To obtain redress of these grievances, which threaten destruction to the lives, liberty, and property of his majesty's subjects, in North-America, we are of opinion, that a non-importation, non-consumption, and non-exportation agreement, faithfully adhered to, will prove the most speedy, effectual and peaceable measure; And, therefore, we do, for ourselves, and the inhabitants of the several colonies, whom we represent, firmly agree and associate, under the sacred ties of virtue, honour and love of our country, as follows:

A list of fourteen actions came next.
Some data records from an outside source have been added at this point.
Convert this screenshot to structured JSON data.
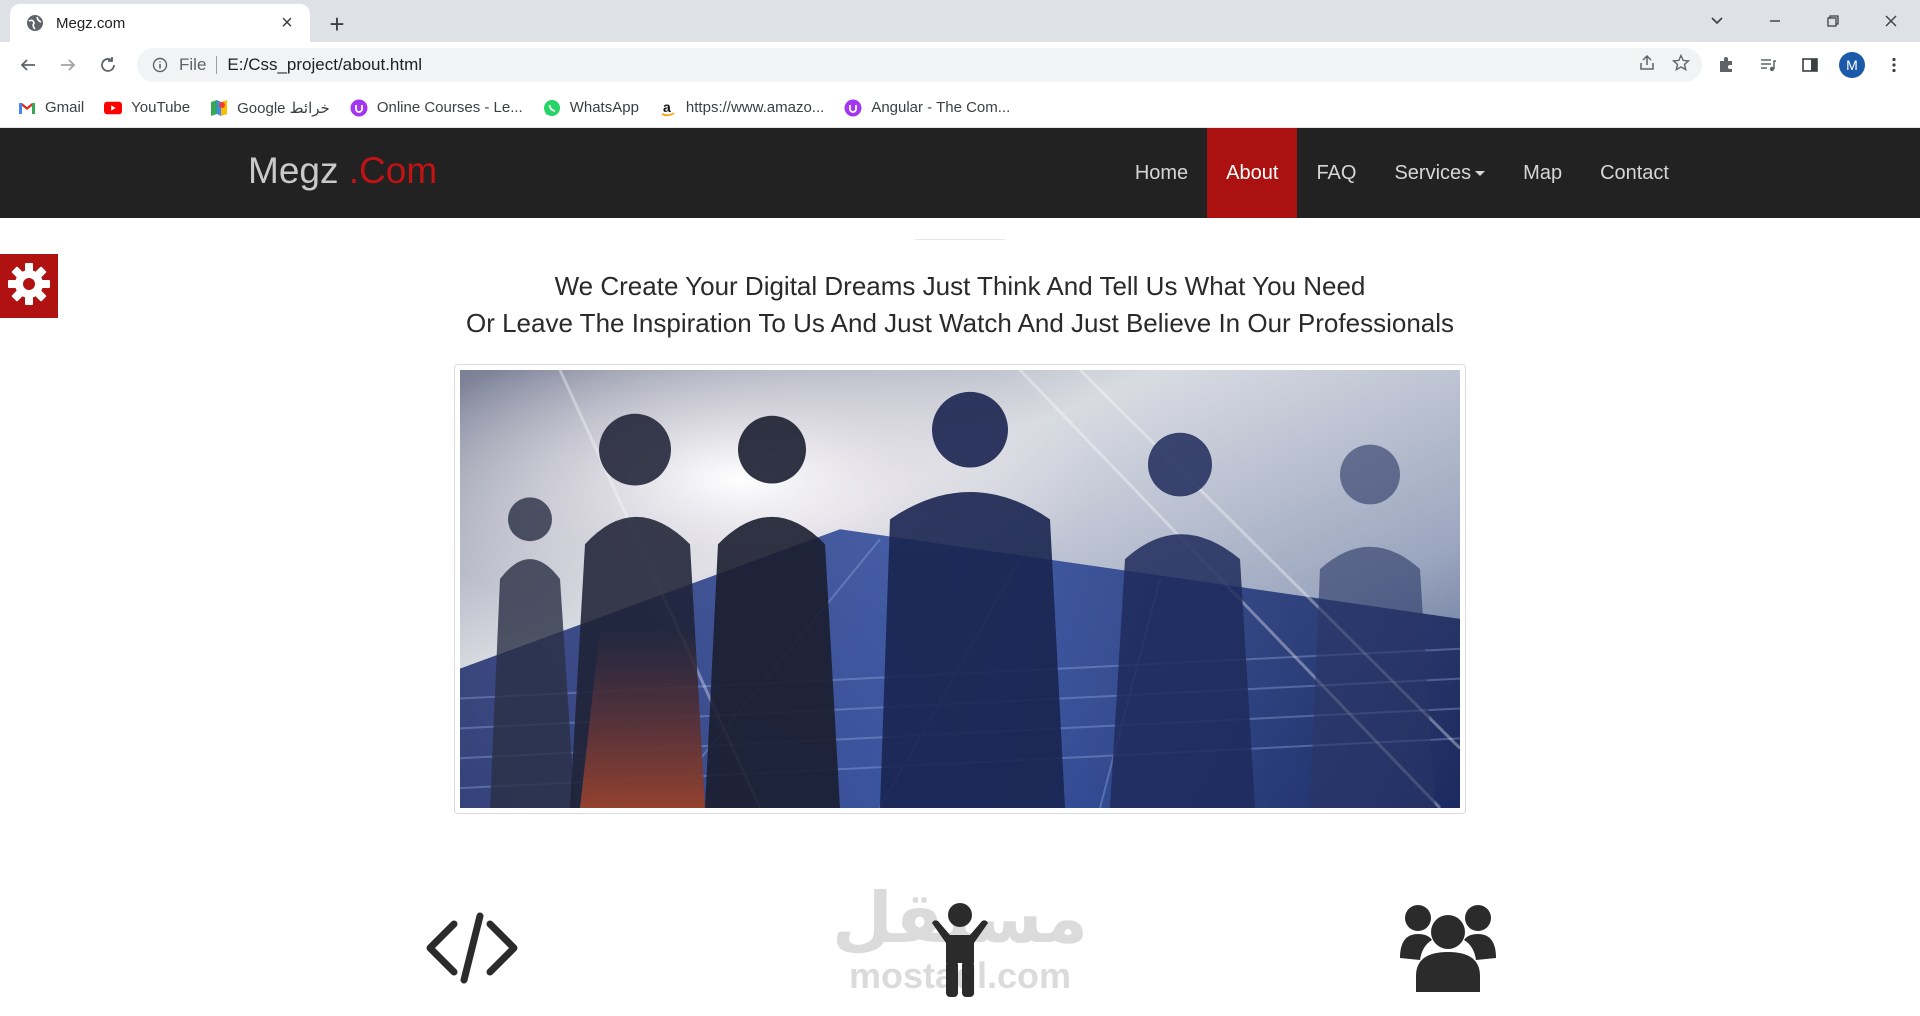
{
  "browser": {
    "tab_title": "Megz.com",
    "url_scheme": "File",
    "url": "E:/Css_project/about.html",
    "profile_initial": "M",
    "bookmarks": [
      {
        "label": "Gmail",
        "icon": "gmail-icon"
      },
      {
        "label": "YouTube",
        "icon": "youtube-icon"
      },
      {
        "label": "Google خرائط",
        "icon": "google-maps-icon"
      },
      {
        "label": "Online Courses - Le...",
        "icon": "udemy-icon"
      },
      {
        "label": "WhatsApp",
        "icon": "whatsapp-icon"
      },
      {
        "label": "https://www.amazo...",
        "icon": "amazon-icon"
      },
      {
        "label": "Angular - The Com...",
        "icon": "udemy-icon"
      }
    ]
  },
  "site": {
    "brand": "Megz",
    "brand_accent": ".Com",
    "menu": [
      {
        "label": "Home",
        "active": false
      },
      {
        "label": "About",
        "active": true
      },
      {
        "label": "FAQ",
        "active": false
      },
      {
        "label": "Services",
        "active": false,
        "dropdown": true
      },
      {
        "label": "Map",
        "active": false
      },
      {
        "label": "Contact",
        "active": false
      }
    ],
    "headline_line1": "We Create Your Digital Dreams Just Think And Tell Us What You Need",
    "headline_line2": "Or Leave The Inspiration To Us And Just Watch And Just Believe In Our Professionals",
    "features": [
      {
        "icon": "code-icon"
      },
      {
        "icon": "child-icon"
      },
      {
        "icon": "users-icon"
      }
    ],
    "watermark_arabic": "مستقل",
    "watermark_latin": "mostaql.com"
  },
  "colors": {
    "navbar": "#222222",
    "accent": "#ab1111",
    "brand_accent": "#c21214",
    "settings_box": "#b01212"
  }
}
Number eleven described the Continental Association of committees that would monitor and enforce the boycott.

11. That a committee be chosen in every county, city, and town, by those who are qualified to vote for representatives in the legislature, whose business it shall be attentively to observe the conduct of all persons touching this association; and when it shall be made to appear, to the satisfaction of a majority of any such committee, that any person within the limits of their appointment has violated this association, that such majority do forthwith cause the truth of the case to be published in the gazette; to the end, that all such foes to the rights of British-America may be publicly known, and universally contemned as the enemies of American liberty; and thenceforth we respectively will break off all dealings with him or her.

When the Democrat-controlled Congress crammed ObamaCare down the throats of the American people, it gave legs to a movement bringing together citizens from all political affiliations -- though most are self-described fiscal conservatives.  What they hold in common is that, for years, they've watched, with mounting alarm, the uncontrolled growth of the federal government and the national debt.
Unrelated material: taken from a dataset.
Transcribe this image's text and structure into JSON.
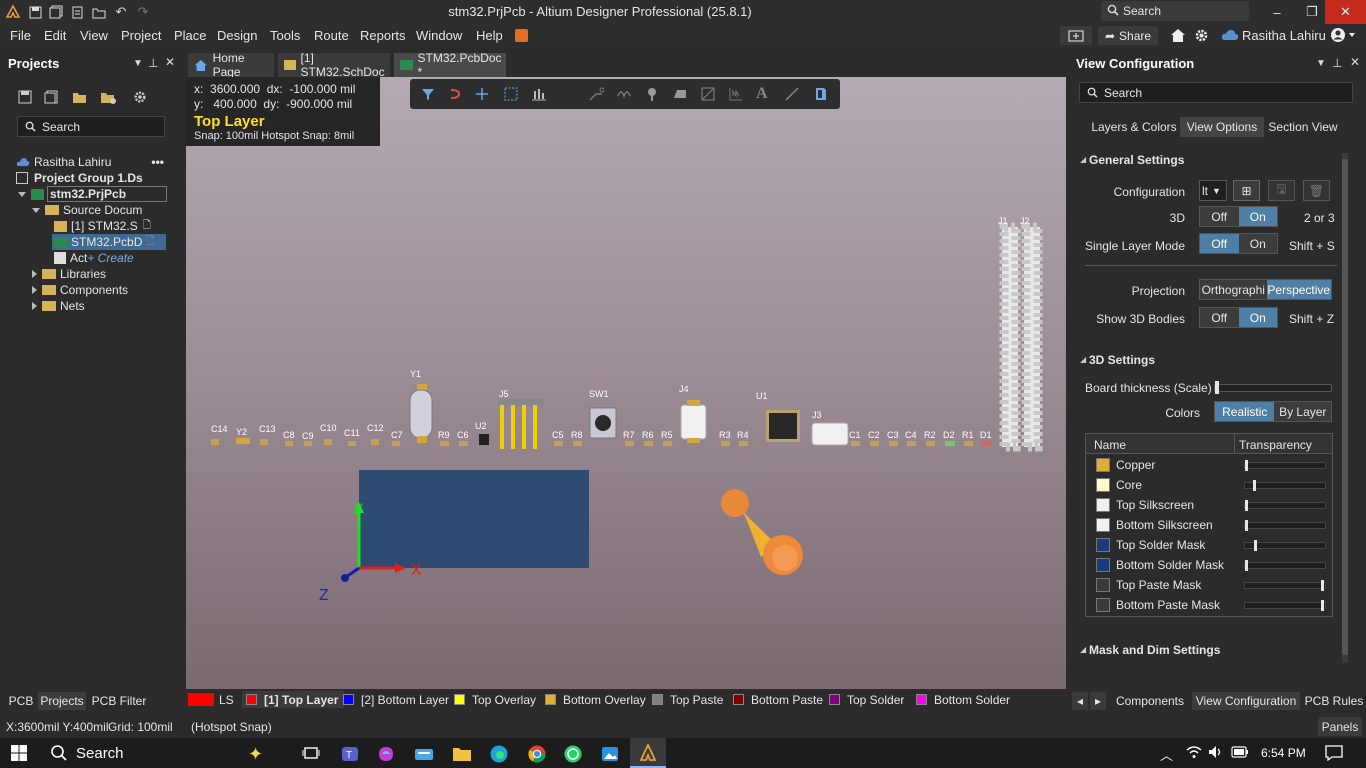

Unlike the Continental Association of October 1774, the TPM wasn't created by Congress.  Nor is its primary objective to influence a foreign monarch.  It target is a domestic aristocracy of another kind, a soft tyranny, so far, that grows ever more intrusive on American freedoms.

Similar to the Continental Association of 1774, the intent of the TPM is to affect another boycott, of sorts.  In today's case, it's against electing politicians likely to contribute to America's mounting fiscal crisis and bludgeoning government, regardless of their political party affiliation
By labeling the TPM as "extremists," the New Democrat Socialist Party mirrored the response of King George III and his minion, Prime Minister Lord North.  Not smart on the Democrats' part.  Proving once again...the most damaging impact upon an opponent's cause can sometimes be one of the opponent's own making.